- Born: c. 1933 Kotka Akundan, Mandan, Bannu District, Khyber Pakhtunkhwa, British India
- Died: 27 November 2019
- Occupations: Poet, folk songwriter
- Writing career
- Language: Pashto
- Notable works: Banzey, Kashmala, Mangarai, Zama Sandaray Sta Da Para
- Notable awards: Pride of Performance (2006)

= Ghazi Sial =

Pakistani poet (c.1933–2019)

Mohammad Ghazi (c. 1933 – 27 November 2019), known by his pen name Ghazi Sial and by an honorific title in Pashto literature as Baba Sandara, was a Pakistani poet and Pashto folk song writer. He wrote sixteen books in Pashto language.

==Awards and recognition==
In 2006, the Government of Pakistan conferred Pride of Performance award upon him in recognition of his literary contribution to Pashto poetry.

==Biography==
Mohammad Ghazi was born in 1933 at Kotka Akundan village of Bannu District, Khyber Pakhtunkhwa. He learned folk classics in Pashto, Arabic and Persian language from his father, Abdul Ghafoor Shah, who was a literary figure and a noted religious scholar.
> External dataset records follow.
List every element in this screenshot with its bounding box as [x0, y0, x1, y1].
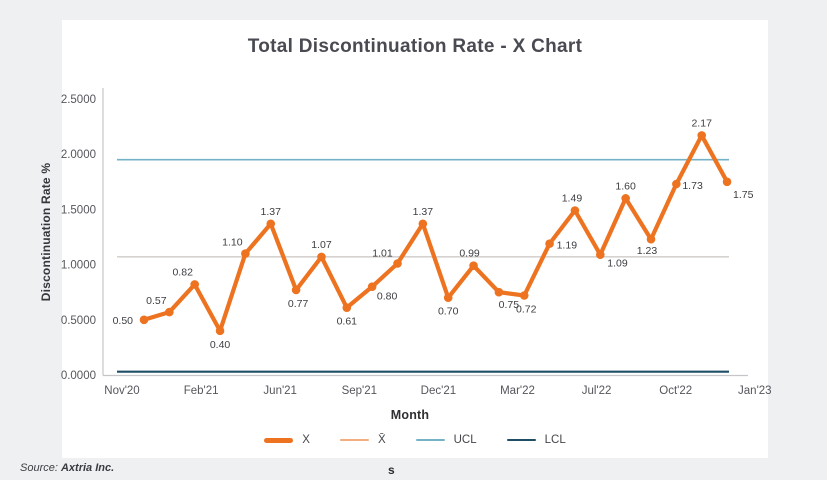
data-point-marker — [342, 303, 352, 312]
data-point-marker — [596, 250, 605, 259]
y-tick-label: 2.5000 — [61, 94, 96, 106]
x-tick-label: Jun'21 — [263, 385, 297, 397]
data-point-label: 0.80 — [377, 291, 398, 303]
data-point-marker — [317, 252, 326, 262]
data-point-label: 1.60 — [615, 180, 636, 192]
ucl-series-swatch — [415, 439, 445, 441]
x-axis-title: Month — [390, 408, 430, 422]
chart-legend: X X̄ UCL LCL — [62, 431, 768, 449]
data-point-label: 0.77 — [288, 298, 309, 310]
x-series-swatch — [264, 437, 294, 443]
data-point-label: 1.10 — [222, 237, 243, 249]
data-point-marker — [443, 293, 453, 303]
y-tick-label: 0.0000 — [61, 370, 96, 382]
x-tick-label: Jul'22 — [582, 385, 612, 397]
y-tick-label: 1.0000 — [61, 260, 96, 272]
data-point-marker — [266, 219, 276, 229]
data-point-marker — [241, 249, 250, 258]
legend-item-ucl: UCL — [415, 434, 477, 446]
legend-label-ucl: UCL — [453, 434, 477, 446]
data-point-marker — [165, 307, 174, 317]
source-attribution: Source: Axtria Inc. — [20, 462, 114, 474]
data-point-label: 0.50 — [113, 315, 134, 327]
data-point-marker — [469, 261, 478, 271]
y-tick-label: 1.5000 — [61, 204, 96, 216]
legend-label-x: X — [302, 434, 310, 446]
data-point-marker — [367, 282, 377, 291]
legend-item-x: X — [264, 434, 310, 446]
data-point-label: 0.72 — [516, 304, 537, 316]
source-prefix: Source: — [20, 462, 58, 474]
data-point-label: 1.07 — [311, 239, 332, 251]
data-point-label: 0.75 — [499, 299, 520, 311]
data-point-label: 0.99 — [459, 248, 480, 260]
data-point-label: 1.37 — [413, 206, 434, 218]
x-tick-label: Jan'23 — [738, 385, 772, 397]
y-tick-label: 2.0000 — [61, 149, 96, 161]
data-point-label: 2.17 — [691, 117, 712, 129]
data-point-marker — [570, 206, 580, 215]
footer-stray-text: s — [388, 463, 395, 477]
x-tick-label: Oct'22 — [659, 385, 692, 397]
data-point-label: 0.57 — [146, 295, 167, 307]
x-tick-label: Mar'22 — [500, 385, 535, 397]
data-point-marker — [545, 239, 554, 248]
data-point-label: 1.75 — [733, 189, 754, 201]
xbar-series-swatch — [339, 439, 369, 441]
data-point-label: 1.37 — [261, 206, 282, 218]
x-tick-label: Sep'21 — [342, 385, 377, 397]
data-point-marker — [494, 287, 504, 297]
data-point-marker — [291, 285, 301, 295]
legend-label-lcl: LCL — [544, 434, 566, 446]
data-point-label: 0.70 — [438, 306, 459, 318]
data-point-marker — [139, 315, 149, 325]
data-point-marker — [190, 280, 199, 289]
chart-title: Total Discontinuation Rate - X Chart — [247, 36, 583, 57]
data-point-marker — [722, 177, 732, 187]
data-point-marker — [697, 131, 706, 140]
data-point-marker — [672, 179, 681, 189]
x-tick-label: Dec'21 — [421, 385, 456, 397]
data-point-label: 1.73 — [682, 180, 703, 192]
x-tick-label: Feb'21 — [184, 385, 219, 397]
x-series-line — [141, 133, 730, 333]
source-name: Axtria Inc. — [60, 462, 115, 474]
data-point-label: 1.23 — [637, 245, 658, 257]
data-point-marker — [519, 291, 529, 300]
legend-item-xbar: X̄ — [339, 434, 386, 446]
x-tick-label: Nov'20 — [104, 385, 139, 397]
data-point-label: 1.01 — [372, 247, 393, 259]
data-point-marker — [418, 219, 428, 229]
data-point-marker — [215, 326, 225, 336]
data-point-marker — [621, 194, 630, 203]
data-point-marker — [646, 234, 656, 244]
y-tick-label: 0.5000 — [61, 315, 96, 327]
data-point-label: 0.82 — [172, 266, 193, 278]
data-point-label: 1.09 — [607, 258, 628, 270]
legend-label-xbar: X̄ — [377, 434, 386, 446]
legend-item-lcl: LCL — [506, 434, 566, 446]
data-point-label: 0.40 — [210, 339, 231, 351]
lcl-series-swatch — [506, 439, 536, 441]
data-point-label: 1.19 — [557, 240, 578, 252]
data-point-marker — [393, 259, 402, 268]
data-point-label: 0.61 — [337, 316, 358, 328]
data-point-label: 1.49 — [562, 193, 583, 205]
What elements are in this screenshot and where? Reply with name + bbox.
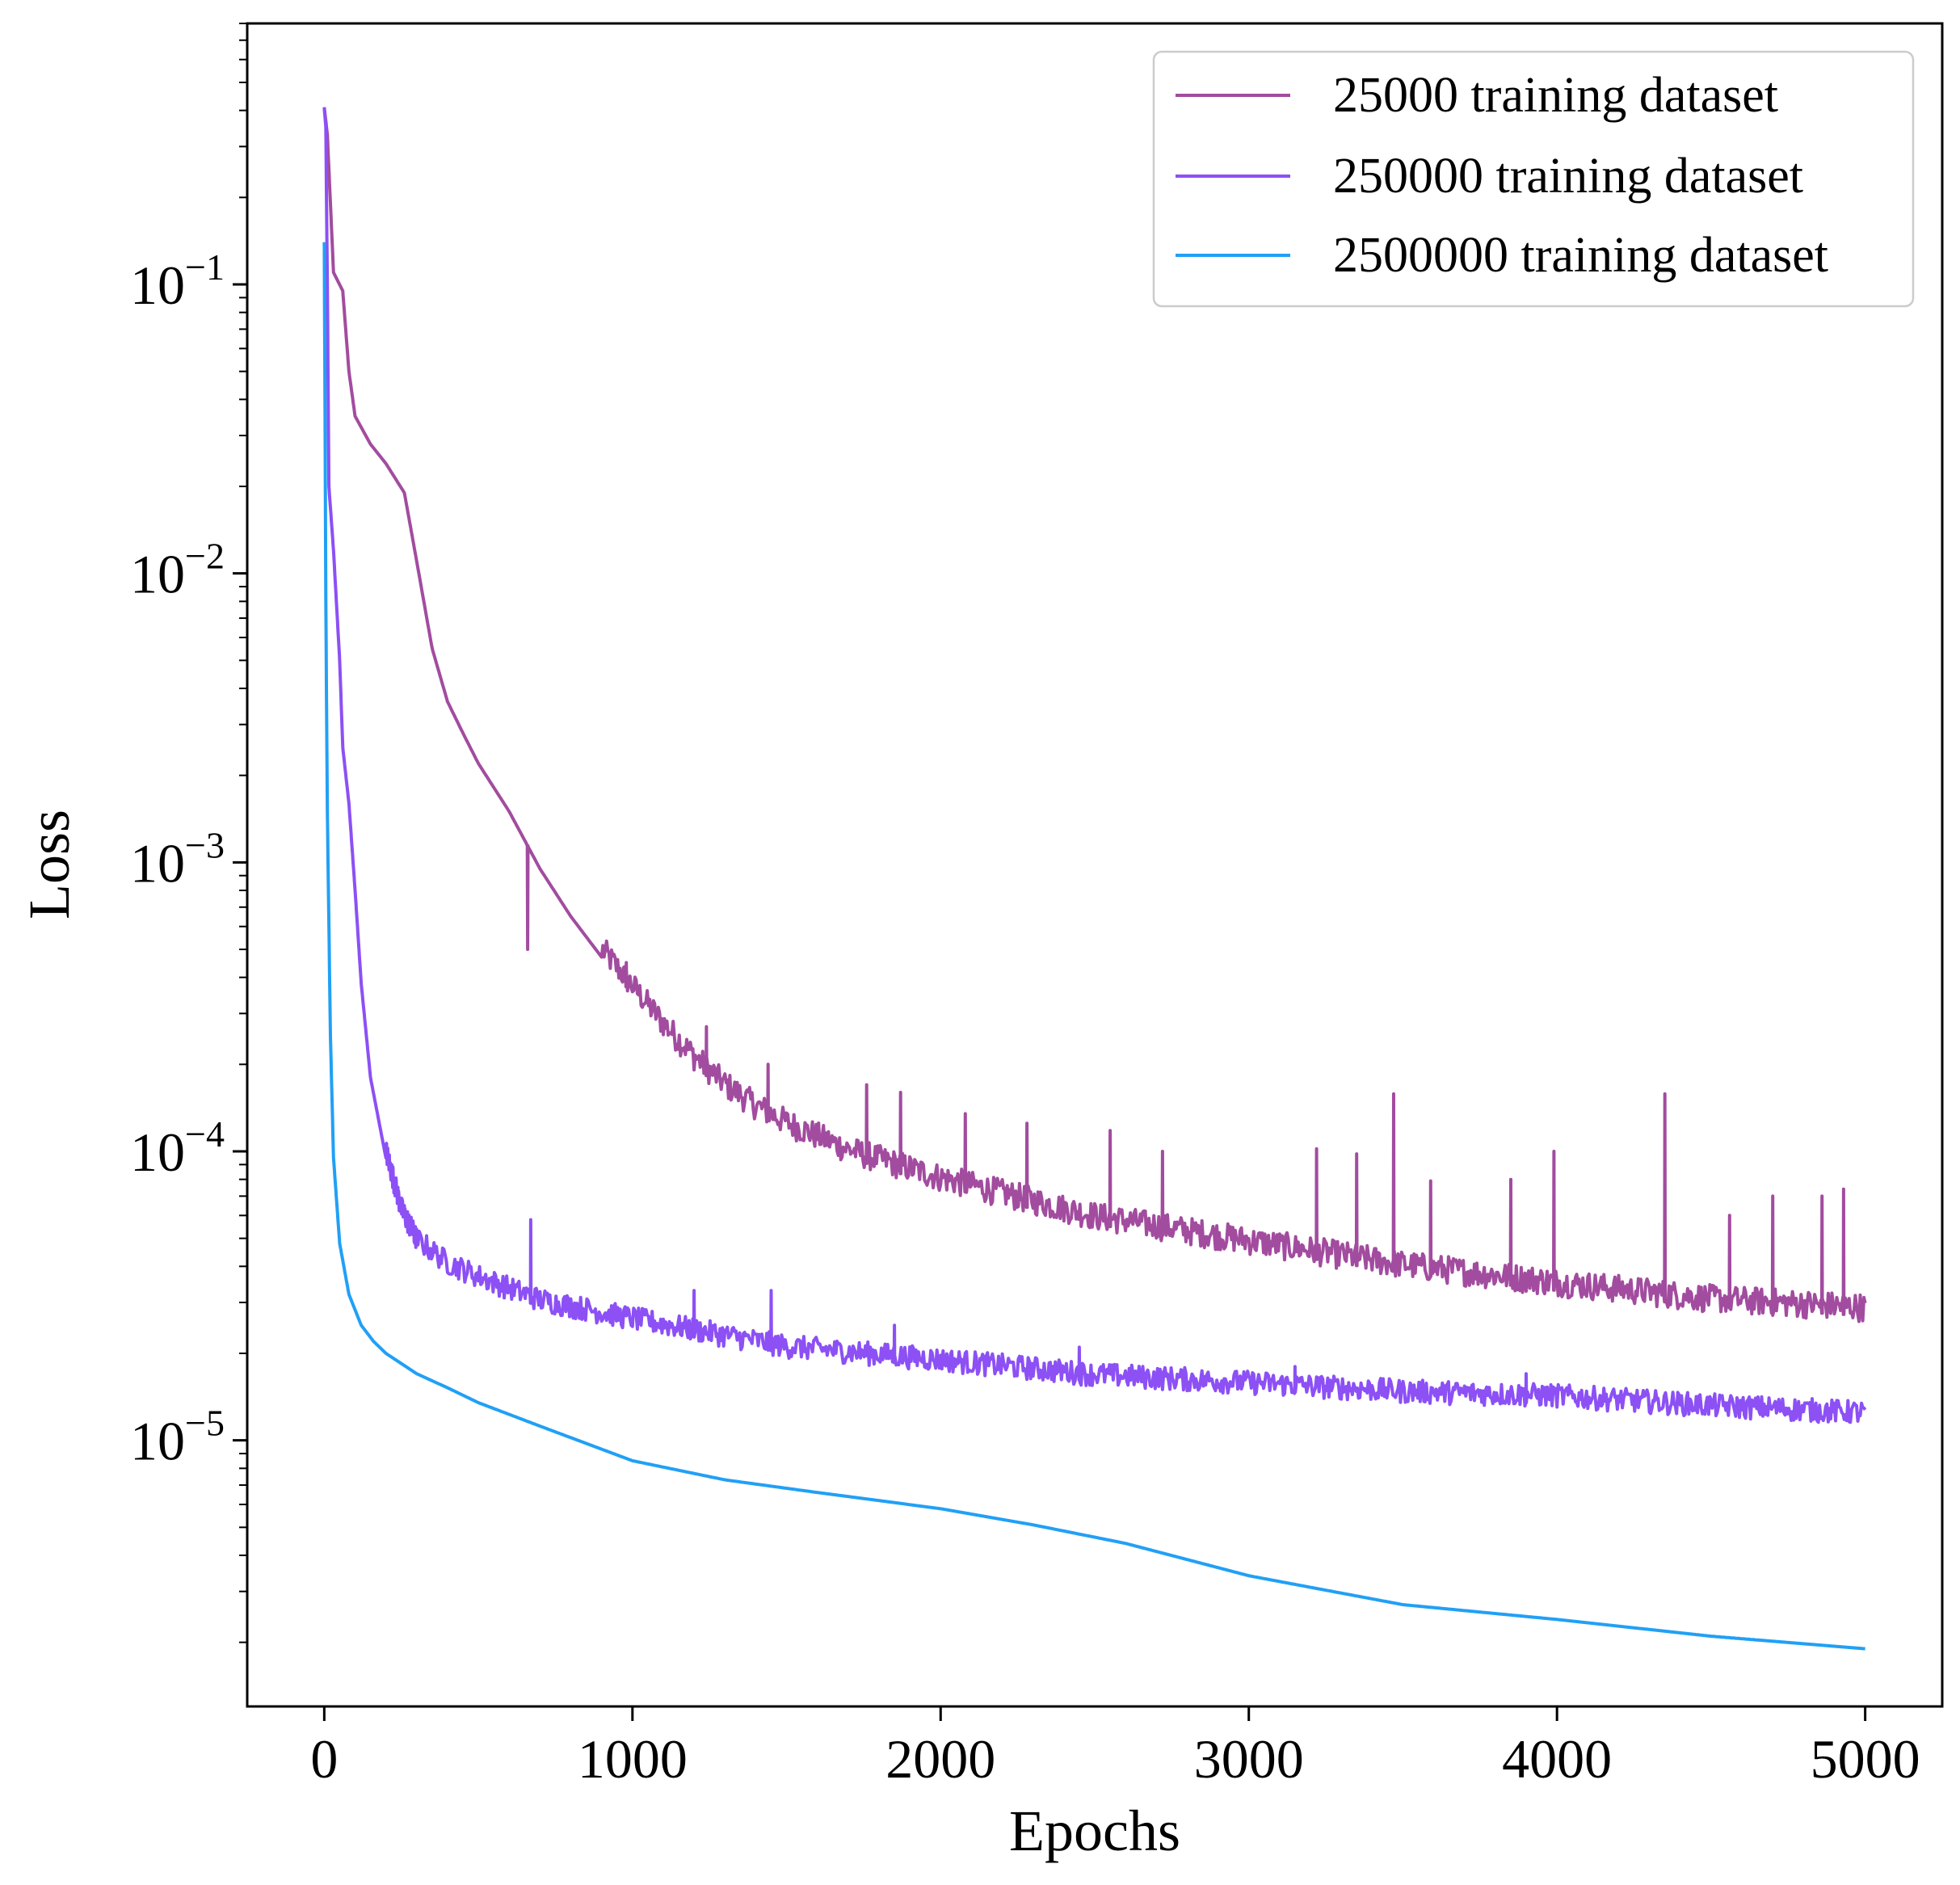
y-tick-label: 10−4 xyxy=(130,1113,225,1183)
series-line-2500000 xyxy=(322,242,1866,1651)
series-line-250000 xyxy=(322,107,1867,1424)
x-axis: 0 1000 2000 3000 4000 5000 xyxy=(310,1706,1920,1790)
legend-label-250000: 250000 training dataset xyxy=(1333,149,1803,204)
x-tick-label: 0 xyxy=(310,1728,338,1790)
series-layer xyxy=(322,107,1867,1651)
y-tick-label: 10−1 xyxy=(130,246,225,316)
legend-frame xyxy=(1152,50,1915,308)
y-axis-title: Loss xyxy=(17,810,82,919)
legend: 25000 training dataset 250000 training d… xyxy=(1152,50,1915,308)
y-tick-label: 10−2 xyxy=(130,536,225,605)
x-axis-title: Epochs xyxy=(1009,1799,1180,1863)
x-tick-label: 1000 xyxy=(578,1728,688,1790)
y-axis: 10−1 10−2 10−3 10−4 10−5 xyxy=(130,23,247,1643)
x-tick-label: 3000 xyxy=(1194,1728,1304,1790)
plot-frame xyxy=(246,22,1944,1708)
y-tick-label: 10−5 xyxy=(130,1403,225,1472)
legend-label-2500000: 2500000 training dataset xyxy=(1333,228,1828,283)
x-tick-label: 4000 xyxy=(1502,1728,1612,1790)
series-line-25000 xyxy=(322,107,1867,1323)
y-tick-label: 10−3 xyxy=(130,824,225,894)
legend-label-25000: 25000 training dataset xyxy=(1333,68,1778,123)
x-tick-label: 2000 xyxy=(885,1728,995,1790)
x-tick-label: 5000 xyxy=(1811,1728,1920,1790)
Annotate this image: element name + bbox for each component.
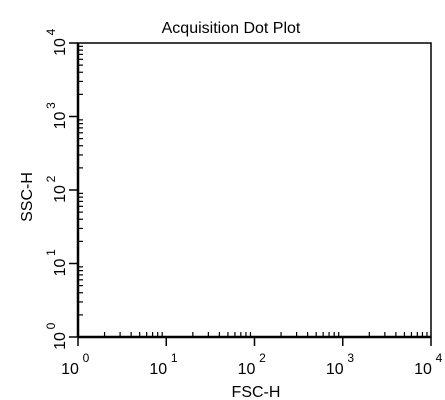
y-tick-exponent: 3	[44, 102, 58, 109]
y-tick-exponent: 1	[44, 249, 58, 256]
x-tick-exponent: 3	[347, 351, 354, 365]
y-tick-exponent: 0	[44, 322, 58, 329]
x-tick-label: 10	[326, 361, 344, 378]
y-tick-label: 103	[44, 102, 69, 130]
plot-frame	[77, 42, 432, 338]
x-tick-exponent: 4	[436, 351, 443, 365]
y-tick-base: 10	[52, 185, 69, 203]
y-tick-base: 10	[52, 332, 69, 350]
y-tick-base: 10	[52, 259, 69, 277]
y-tick-base: 10	[52, 112, 69, 130]
y-major-ticks	[69, 42, 78, 338]
x-axis-label: FSC-H	[232, 384, 281, 400]
y-axis-label: SSC-H	[19, 172, 36, 222]
x-tick-exponent: 2	[259, 351, 266, 365]
y-tick-exponent: 2	[44, 175, 58, 182]
y-tick-label: 100	[44, 322, 69, 350]
x-major-ticks	[77, 337, 432, 346]
x-tick-label: 10	[149, 361, 167, 378]
x-tick-label: 10	[61, 361, 79, 378]
y-tick-base: 10	[52, 38, 69, 56]
y-tick-label: 104	[44, 28, 69, 56]
chart-title: Acquisition Dot Plot	[162, 20, 301, 37]
x-tick-exponent: 0	[83, 351, 90, 365]
x-tick-exponent: 1	[171, 351, 178, 365]
x-tick-label: 10	[238, 361, 256, 378]
y-tick-label: 101	[44, 249, 69, 277]
y-minor-ticks	[78, 45, 83, 316]
x-tick-label: 10	[414, 361, 432, 378]
x-minor-ticks	[103, 332, 428, 337]
y-tick-exponent: 4	[44, 28, 58, 35]
y-tick-label: 102	[44, 175, 69, 203]
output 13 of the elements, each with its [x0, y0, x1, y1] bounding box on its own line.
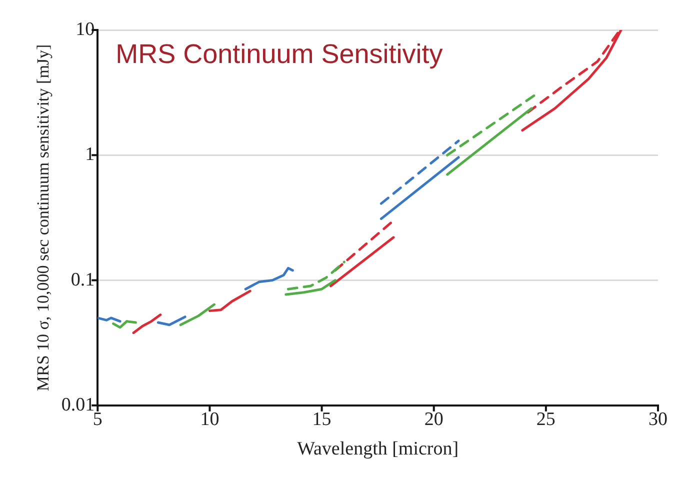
y-tick-label: 0.01 [61, 394, 95, 416]
x-tick-label: 20 [424, 408, 444, 430]
x-tick-label: 15 [312, 408, 332, 430]
x-axis-title: Wavelength [micron] [297, 438, 459, 460]
line-series [286, 260, 346, 290]
x-tick-label: 10 [200, 408, 220, 430]
x-tick-label: 25 [536, 408, 556, 430]
y-axis-title: MRS 10 σ, 10,000 sec continuum sensitivity [mJy] [34, 44, 53, 392]
x-tick-label: 30 [648, 408, 668, 430]
x-tick-label: 5 [92, 408, 102, 430]
y-tick-label: 0.1 [70, 269, 95, 290]
chart-title: MRS Continuum Sensitivity [116, 38, 444, 69]
y-tick-label: 1 [85, 144, 95, 166]
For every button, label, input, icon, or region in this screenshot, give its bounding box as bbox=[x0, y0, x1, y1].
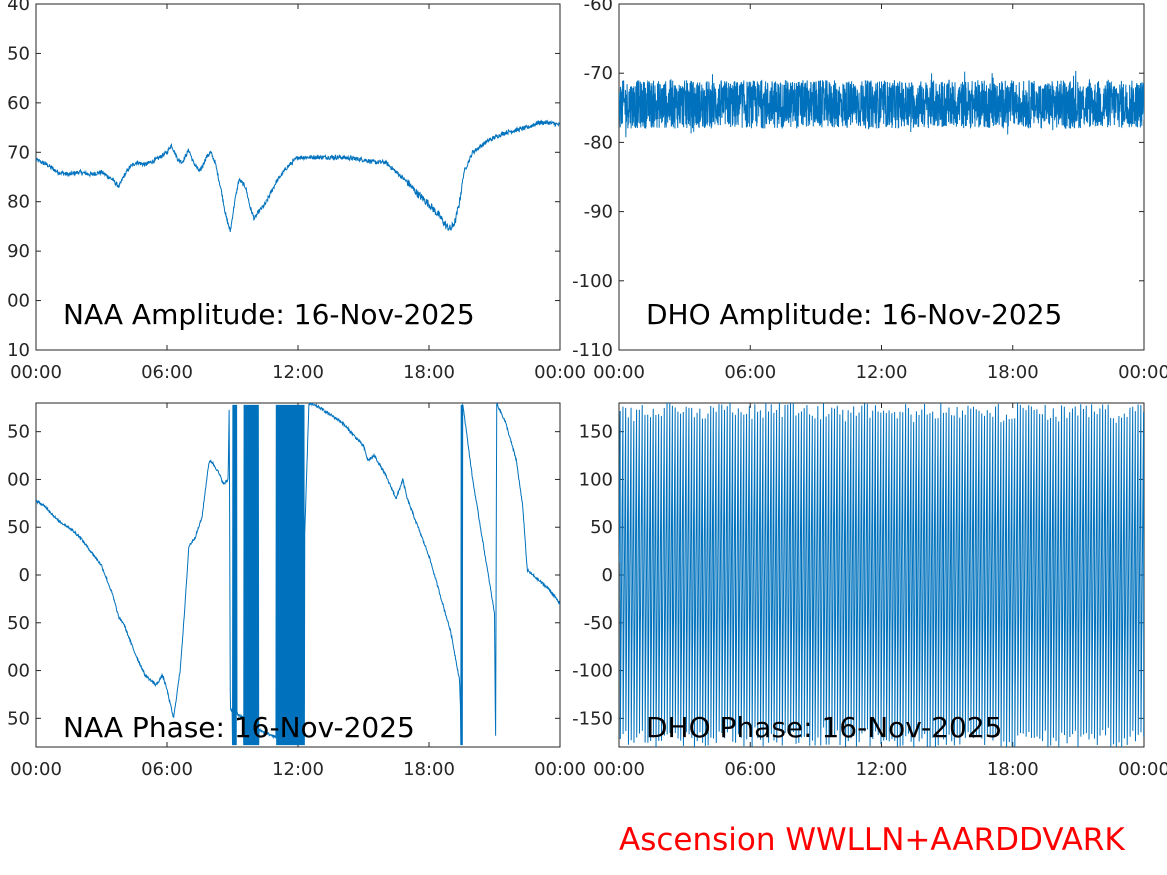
y-tick-label: 90 bbox=[7, 241, 30, 262]
panel-title: NAA Phase: 16-Nov-2025 bbox=[63, 711, 415, 744]
y-tick-label: 80 bbox=[7, 192, 30, 213]
y-tick-label: -150 bbox=[572, 708, 613, 729]
x-tick-label: 06:00 bbox=[724, 759, 776, 780]
y-tick-label: 50 bbox=[7, 708, 30, 729]
x-tick-label: 00:00 bbox=[534, 759, 586, 780]
x-tick-label: 00:00 bbox=[534, 362, 586, 383]
y-tick-label: 60 bbox=[7, 93, 30, 114]
x-tick-label: 12:00 bbox=[272, 759, 324, 780]
x-tick-label: 00:00 bbox=[1118, 362, 1167, 383]
y-tick-label: 40 bbox=[7, 0, 30, 15]
x-tick-label: 12:00 bbox=[856, 759, 908, 780]
series-line bbox=[36, 403, 560, 746]
y-tick-label: 0 bbox=[602, 565, 613, 586]
x-tick-label: 12:00 bbox=[856, 362, 908, 383]
y-tick-label: 50 bbox=[7, 613, 30, 634]
x-tick-label: 18:00 bbox=[403, 362, 455, 383]
y-tick-label: 70 bbox=[7, 142, 30, 163]
station-footer: Ascension WWLLN+AARDDVARK bbox=[619, 822, 1125, 858]
y-tick-label: 0 bbox=[19, 565, 30, 586]
x-tick-label: 00:00 bbox=[10, 759, 62, 780]
y-tick-label: -90 bbox=[584, 202, 613, 223]
x-tick-label: 06:00 bbox=[141, 759, 193, 780]
y-tick-label: 50 bbox=[7, 517, 30, 538]
y-tick-label: -110 bbox=[572, 340, 613, 361]
series-line bbox=[619, 403, 1144, 747]
panel-title: NAA Amplitude: 16-Nov-2025 bbox=[63, 298, 475, 331]
y-tick-label: 50 bbox=[590, 517, 613, 538]
panel-dho-phase: 00:00 06:00 12:00 18:00 00:00 150 100 50 0 -50 -10… bbox=[572, 402, 1167, 780]
y-tick-label: 00 bbox=[7, 291, 30, 312]
y-tick-label: 50 bbox=[7, 422, 30, 443]
x-tick-label: 00:00 bbox=[593, 362, 645, 383]
y-tick-label: -100 bbox=[572, 271, 613, 292]
y-tick-label: -70 bbox=[584, 63, 613, 84]
x-tick-label: 00:00 bbox=[10, 362, 62, 383]
x-tick-label: 00:00 bbox=[1118, 759, 1167, 780]
panel-naa-phase: 00:00 06:00 12:00 18:00 00:00 50 00 50 0 50 00 50 NA… bbox=[7, 402, 586, 780]
x-tick-label: 00:00 bbox=[593, 759, 645, 780]
series-line bbox=[36, 119, 560, 233]
x-tick-label: 18:00 bbox=[987, 362, 1039, 383]
x-tick-label: 12:00 bbox=[272, 362, 324, 383]
y-tick-label: -60 bbox=[584, 0, 613, 15]
y-tick-label: -50 bbox=[584, 613, 613, 634]
x-tick-label: 18:00 bbox=[987, 759, 1039, 780]
y-tick-label: 100 bbox=[579, 469, 613, 490]
y-tick-label: 00 bbox=[7, 469, 30, 490]
panel-dho-amplitude: 00:00 06:00 12:00 18:00 00:00 -60 -70 -80 -90 -10… bbox=[572, 0, 1167, 383]
y-tick-label: 10 bbox=[7, 340, 30, 361]
y-tick-label: -100 bbox=[572, 661, 613, 682]
y-tick-label: 150 bbox=[579, 422, 613, 443]
panel-title: DHO Phase: 16-Nov-2025 bbox=[646, 711, 1002, 744]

Mohammad Ghazi started composing Pashto folk songs in his late teens. Then he worked for Radio Pakistan at Peshawar for 30 years where he used to write Pashto folk songs. His books Banzey, Kashmala, Mangarai and Zama Sandaray Sta Da Para are among the popular Pashto poetic works he wrote during his literary career.

His folk songs were sung by popular Pashto-language vocalists including Zarsanga, Gulnar Begum, Kishwar Sultana among others. He also wrote scripts, storylines and dialogues for nearly 50 Pashto films.

He was recognized as a prominent poet both in Pakistan and in Afghanistan.